Figure 5.4. TOP: Aerial photograph of the North Island spit showing the positions of five historical shorelines. BOTTOM: Ground-penetrating radar profile showing the internal structure of the spit. More »

5.3 Sediment Sinks

On a regional scale, potential sinks for sediment from the beach system include adjacent coastal compartments, into which sediment is transported across the southern or northern boundary, and the inner shelf, to which sediment is transported offshore.  The sum of the sediment volumes lost into all of these sinks represents the total loss of sediment from the active beach system.  Geologic mapping and analysis of dredging records provide estimates of the annual rate of sediment loss and where it is going.

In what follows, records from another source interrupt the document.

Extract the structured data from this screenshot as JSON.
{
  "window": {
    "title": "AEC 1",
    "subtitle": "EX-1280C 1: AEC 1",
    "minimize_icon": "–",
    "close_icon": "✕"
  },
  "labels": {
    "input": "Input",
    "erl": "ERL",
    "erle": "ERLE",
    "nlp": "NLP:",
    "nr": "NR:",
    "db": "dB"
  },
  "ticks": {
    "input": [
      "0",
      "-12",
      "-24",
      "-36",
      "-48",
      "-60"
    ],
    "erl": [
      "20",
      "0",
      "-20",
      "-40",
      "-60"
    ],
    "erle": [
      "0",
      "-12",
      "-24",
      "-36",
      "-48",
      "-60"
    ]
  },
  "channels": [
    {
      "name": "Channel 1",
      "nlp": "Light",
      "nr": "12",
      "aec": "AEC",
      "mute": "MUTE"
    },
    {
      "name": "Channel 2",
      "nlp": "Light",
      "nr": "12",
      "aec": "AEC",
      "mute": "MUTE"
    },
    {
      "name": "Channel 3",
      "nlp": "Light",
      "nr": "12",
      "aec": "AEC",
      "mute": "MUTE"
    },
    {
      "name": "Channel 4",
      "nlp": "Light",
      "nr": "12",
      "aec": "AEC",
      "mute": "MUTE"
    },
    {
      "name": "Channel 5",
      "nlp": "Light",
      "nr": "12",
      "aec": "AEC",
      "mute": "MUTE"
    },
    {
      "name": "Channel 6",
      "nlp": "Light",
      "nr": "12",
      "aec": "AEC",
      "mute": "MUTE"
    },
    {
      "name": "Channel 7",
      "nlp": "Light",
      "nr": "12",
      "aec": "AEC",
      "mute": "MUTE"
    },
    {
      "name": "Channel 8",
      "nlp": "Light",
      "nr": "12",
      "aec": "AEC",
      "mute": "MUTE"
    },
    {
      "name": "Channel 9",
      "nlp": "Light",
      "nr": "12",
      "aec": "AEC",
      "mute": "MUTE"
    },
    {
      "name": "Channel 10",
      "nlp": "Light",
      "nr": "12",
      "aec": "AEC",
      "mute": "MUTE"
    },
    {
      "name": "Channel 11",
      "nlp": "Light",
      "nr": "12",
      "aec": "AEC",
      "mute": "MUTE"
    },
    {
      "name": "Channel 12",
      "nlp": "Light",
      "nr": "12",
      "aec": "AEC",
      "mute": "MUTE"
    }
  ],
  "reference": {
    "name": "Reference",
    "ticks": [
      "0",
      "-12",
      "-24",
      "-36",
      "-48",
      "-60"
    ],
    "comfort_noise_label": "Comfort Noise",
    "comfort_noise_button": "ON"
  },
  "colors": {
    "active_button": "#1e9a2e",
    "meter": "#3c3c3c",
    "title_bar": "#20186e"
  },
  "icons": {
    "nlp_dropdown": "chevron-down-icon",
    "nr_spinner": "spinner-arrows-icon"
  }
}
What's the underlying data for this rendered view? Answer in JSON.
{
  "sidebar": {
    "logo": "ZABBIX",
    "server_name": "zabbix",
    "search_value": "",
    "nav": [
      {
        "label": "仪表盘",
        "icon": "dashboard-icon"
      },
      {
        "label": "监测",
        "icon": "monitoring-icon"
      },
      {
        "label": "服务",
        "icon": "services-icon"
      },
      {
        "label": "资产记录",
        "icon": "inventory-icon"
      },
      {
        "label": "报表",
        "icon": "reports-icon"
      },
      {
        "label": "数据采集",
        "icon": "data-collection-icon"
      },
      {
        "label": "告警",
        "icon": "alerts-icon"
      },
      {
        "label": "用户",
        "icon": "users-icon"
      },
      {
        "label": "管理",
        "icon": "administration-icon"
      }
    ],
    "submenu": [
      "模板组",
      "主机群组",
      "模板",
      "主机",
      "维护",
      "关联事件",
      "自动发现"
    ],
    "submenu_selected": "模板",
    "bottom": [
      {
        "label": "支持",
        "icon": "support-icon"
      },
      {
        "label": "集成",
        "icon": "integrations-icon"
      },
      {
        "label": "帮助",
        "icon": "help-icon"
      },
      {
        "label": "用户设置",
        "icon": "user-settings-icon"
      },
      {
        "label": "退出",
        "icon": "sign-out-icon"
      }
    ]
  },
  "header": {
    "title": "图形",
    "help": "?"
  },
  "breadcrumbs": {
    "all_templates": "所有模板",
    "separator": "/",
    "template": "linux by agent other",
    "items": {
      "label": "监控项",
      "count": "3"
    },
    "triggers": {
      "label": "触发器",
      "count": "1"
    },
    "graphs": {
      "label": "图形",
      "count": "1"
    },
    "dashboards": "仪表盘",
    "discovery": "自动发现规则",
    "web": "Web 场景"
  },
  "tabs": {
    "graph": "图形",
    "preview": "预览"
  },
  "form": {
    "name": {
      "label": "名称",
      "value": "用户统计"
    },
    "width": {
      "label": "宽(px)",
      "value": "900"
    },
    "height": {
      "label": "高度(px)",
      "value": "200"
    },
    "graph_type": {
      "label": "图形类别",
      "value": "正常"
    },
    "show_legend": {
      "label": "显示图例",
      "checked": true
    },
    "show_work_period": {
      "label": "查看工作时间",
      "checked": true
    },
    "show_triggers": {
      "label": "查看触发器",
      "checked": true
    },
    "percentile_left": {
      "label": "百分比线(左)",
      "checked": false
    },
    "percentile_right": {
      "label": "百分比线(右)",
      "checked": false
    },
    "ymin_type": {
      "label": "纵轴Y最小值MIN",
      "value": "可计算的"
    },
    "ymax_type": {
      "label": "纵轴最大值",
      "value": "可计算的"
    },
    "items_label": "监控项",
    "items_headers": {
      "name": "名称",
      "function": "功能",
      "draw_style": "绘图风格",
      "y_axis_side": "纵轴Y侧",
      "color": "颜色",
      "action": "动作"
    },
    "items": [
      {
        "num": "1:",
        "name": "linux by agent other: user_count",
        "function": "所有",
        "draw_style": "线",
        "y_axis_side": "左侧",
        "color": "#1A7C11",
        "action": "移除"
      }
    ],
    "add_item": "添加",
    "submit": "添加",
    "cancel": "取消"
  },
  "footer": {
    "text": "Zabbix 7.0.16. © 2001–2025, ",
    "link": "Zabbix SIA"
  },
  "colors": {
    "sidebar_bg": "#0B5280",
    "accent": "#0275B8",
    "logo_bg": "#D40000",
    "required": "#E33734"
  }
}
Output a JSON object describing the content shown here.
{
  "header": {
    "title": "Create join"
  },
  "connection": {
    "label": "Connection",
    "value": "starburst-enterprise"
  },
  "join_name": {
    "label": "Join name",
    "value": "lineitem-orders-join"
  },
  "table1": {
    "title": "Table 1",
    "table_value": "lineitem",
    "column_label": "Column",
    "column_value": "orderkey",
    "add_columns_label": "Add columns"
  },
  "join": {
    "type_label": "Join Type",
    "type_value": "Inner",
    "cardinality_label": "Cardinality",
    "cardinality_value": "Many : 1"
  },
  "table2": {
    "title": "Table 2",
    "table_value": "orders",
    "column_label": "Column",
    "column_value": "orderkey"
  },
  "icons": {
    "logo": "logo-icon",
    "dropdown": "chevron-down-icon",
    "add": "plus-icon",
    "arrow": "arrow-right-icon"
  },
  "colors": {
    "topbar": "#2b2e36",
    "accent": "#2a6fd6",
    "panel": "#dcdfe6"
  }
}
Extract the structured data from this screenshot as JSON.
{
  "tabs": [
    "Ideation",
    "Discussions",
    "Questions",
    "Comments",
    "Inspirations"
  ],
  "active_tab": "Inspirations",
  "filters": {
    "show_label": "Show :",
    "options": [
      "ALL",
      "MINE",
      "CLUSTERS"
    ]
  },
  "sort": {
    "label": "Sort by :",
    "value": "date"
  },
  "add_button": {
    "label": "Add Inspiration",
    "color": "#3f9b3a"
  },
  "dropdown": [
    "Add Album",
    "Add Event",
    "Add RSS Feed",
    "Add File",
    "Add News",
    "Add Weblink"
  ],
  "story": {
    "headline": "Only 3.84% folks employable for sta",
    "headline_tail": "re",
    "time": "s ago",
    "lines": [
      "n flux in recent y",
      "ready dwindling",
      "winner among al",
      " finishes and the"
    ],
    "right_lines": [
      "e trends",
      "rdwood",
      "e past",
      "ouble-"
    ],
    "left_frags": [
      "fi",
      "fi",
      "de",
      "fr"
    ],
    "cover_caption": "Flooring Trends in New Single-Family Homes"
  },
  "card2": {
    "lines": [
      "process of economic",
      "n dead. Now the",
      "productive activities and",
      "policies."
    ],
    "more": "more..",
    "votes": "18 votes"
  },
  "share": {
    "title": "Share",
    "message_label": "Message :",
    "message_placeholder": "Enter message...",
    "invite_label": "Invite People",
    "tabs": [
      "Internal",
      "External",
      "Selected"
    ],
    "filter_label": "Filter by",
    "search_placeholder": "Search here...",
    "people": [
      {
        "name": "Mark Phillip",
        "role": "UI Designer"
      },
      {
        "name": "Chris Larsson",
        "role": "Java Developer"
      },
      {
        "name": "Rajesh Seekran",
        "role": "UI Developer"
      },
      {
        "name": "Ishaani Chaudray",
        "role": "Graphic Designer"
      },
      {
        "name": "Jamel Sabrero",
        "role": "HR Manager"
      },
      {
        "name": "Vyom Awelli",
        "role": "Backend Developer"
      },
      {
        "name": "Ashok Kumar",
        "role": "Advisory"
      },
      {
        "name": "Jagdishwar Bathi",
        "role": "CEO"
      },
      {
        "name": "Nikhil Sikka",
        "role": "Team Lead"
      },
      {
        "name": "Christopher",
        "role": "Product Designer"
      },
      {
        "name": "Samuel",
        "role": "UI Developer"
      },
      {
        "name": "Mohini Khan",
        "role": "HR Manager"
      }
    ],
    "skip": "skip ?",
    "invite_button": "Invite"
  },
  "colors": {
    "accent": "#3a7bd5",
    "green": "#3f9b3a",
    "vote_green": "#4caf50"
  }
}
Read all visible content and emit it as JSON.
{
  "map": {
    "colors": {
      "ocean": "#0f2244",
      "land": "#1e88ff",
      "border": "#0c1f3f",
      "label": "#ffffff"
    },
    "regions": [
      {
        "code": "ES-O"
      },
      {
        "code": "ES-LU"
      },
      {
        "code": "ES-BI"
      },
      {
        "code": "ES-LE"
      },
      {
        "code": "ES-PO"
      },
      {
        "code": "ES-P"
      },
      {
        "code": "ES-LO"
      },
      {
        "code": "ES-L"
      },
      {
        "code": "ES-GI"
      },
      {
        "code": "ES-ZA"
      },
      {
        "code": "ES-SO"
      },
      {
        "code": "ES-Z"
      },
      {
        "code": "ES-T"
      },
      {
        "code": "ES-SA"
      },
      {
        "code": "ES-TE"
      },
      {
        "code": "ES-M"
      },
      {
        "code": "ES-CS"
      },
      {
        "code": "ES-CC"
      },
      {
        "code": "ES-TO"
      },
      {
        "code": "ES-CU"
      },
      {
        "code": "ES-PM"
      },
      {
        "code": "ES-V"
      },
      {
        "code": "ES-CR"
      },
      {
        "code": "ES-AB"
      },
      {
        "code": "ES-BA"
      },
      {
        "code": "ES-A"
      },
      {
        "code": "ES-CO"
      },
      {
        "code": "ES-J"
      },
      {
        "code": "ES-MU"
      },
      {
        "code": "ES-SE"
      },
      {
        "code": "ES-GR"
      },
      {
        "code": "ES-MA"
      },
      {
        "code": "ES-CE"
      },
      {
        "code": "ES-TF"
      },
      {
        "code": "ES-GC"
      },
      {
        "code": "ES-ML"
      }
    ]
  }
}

Losses Across the Southern Boundary

Significant sediment transport out of the Grand Strand is evident across the southern boundary at Winyah Bay.  The bay lies behind North Island spit, a sandy peninsula about 5 km (3 mi) long and 1 km (0.6 mi) wide (Figure 5.4).  Progressive elongation of the spit deflected the Winyah Bay entrance channel about 1 km (0.6 mi) to the south between 1872 and 1983 (Anders and others, 1990; Morton and Miller, 2005).  The spit deposits represent an estimated volume of 9 million m3 (11.8 million yd3) based on data from cores, ground-penetrating radar, and topographic surveys.  Over the 111 years of spit growth, we estimate that about 79,000 m3/yr (103,328 yd3/yr) of sediment was lost from the Grand Strand (Table 5.1).

Sandy sediment also fills the entrance channel to Winyah Bay, where a jetty system was constructed to stabilize and maintain the shipping lanes into the Port of Georgetown.  Regular dredging is required to keep the channel open for navigation.  Based on maintenance-dredging projects completed between 1994 and 2002, the annual rate of deposition in the channel and lower bay is 284,000 m3/yr (371,458 yd3/yr).  Most of this material probably was delivered by southerly directed longshore transport out of Long Bay (Patchineelam and others, 1999). 

Losses Across the Northern Boundary

Studies by the U.S. Army Corps of Engineers (USACE) suggest that longshore transport is small and more variable across the northern boundary of Long Bay at Little River Inlet.  Based on measurements recorded over short time periods, the initial modeling reported limited net annual transport towards the northeast out of the Grand Strand system (Chasten, 1992).  Some of the northward-transported sediment apparently is accumulating at Waites Island.  The formation of beach ridges indicates seaward growth of the island and a net surplus of sand (Figure 4.3B).  Dredging records from Little River Inlet prior to construction of jetties in 1982 show small net losses of sediment moving into Onslow Bay off the coast of North Carolina (Figure 1.3A).  An average of 57,000 m3/yr (74,553 yd3/yr) of sediment was dredged from the navigation channel between 1975 and 1982.  This value is used to estimate sediment lost across the northern boundary by longshore transport.

Losses at Tidal Inlets

Tidal inlets function as reservoirs that temporarily store and release sediment within the regional system.  Net changes in the volumes of sediment contained in the inlet systems strongly affect the stability of adjacent beaches over the short term.  In addition to inlets at the boundaries of the Grand Strand, Hog and Murrells Inlets are probably sites of net sediment loss from the beach system (Figure 5.1).  Based on dredging records for 1974–1978, about 75,000 m3/yr (98,096 yd3/yr) of sediment is lost at Murrells Inlet.  No dredging data are available for Hog Inlet to estimate sediment losses.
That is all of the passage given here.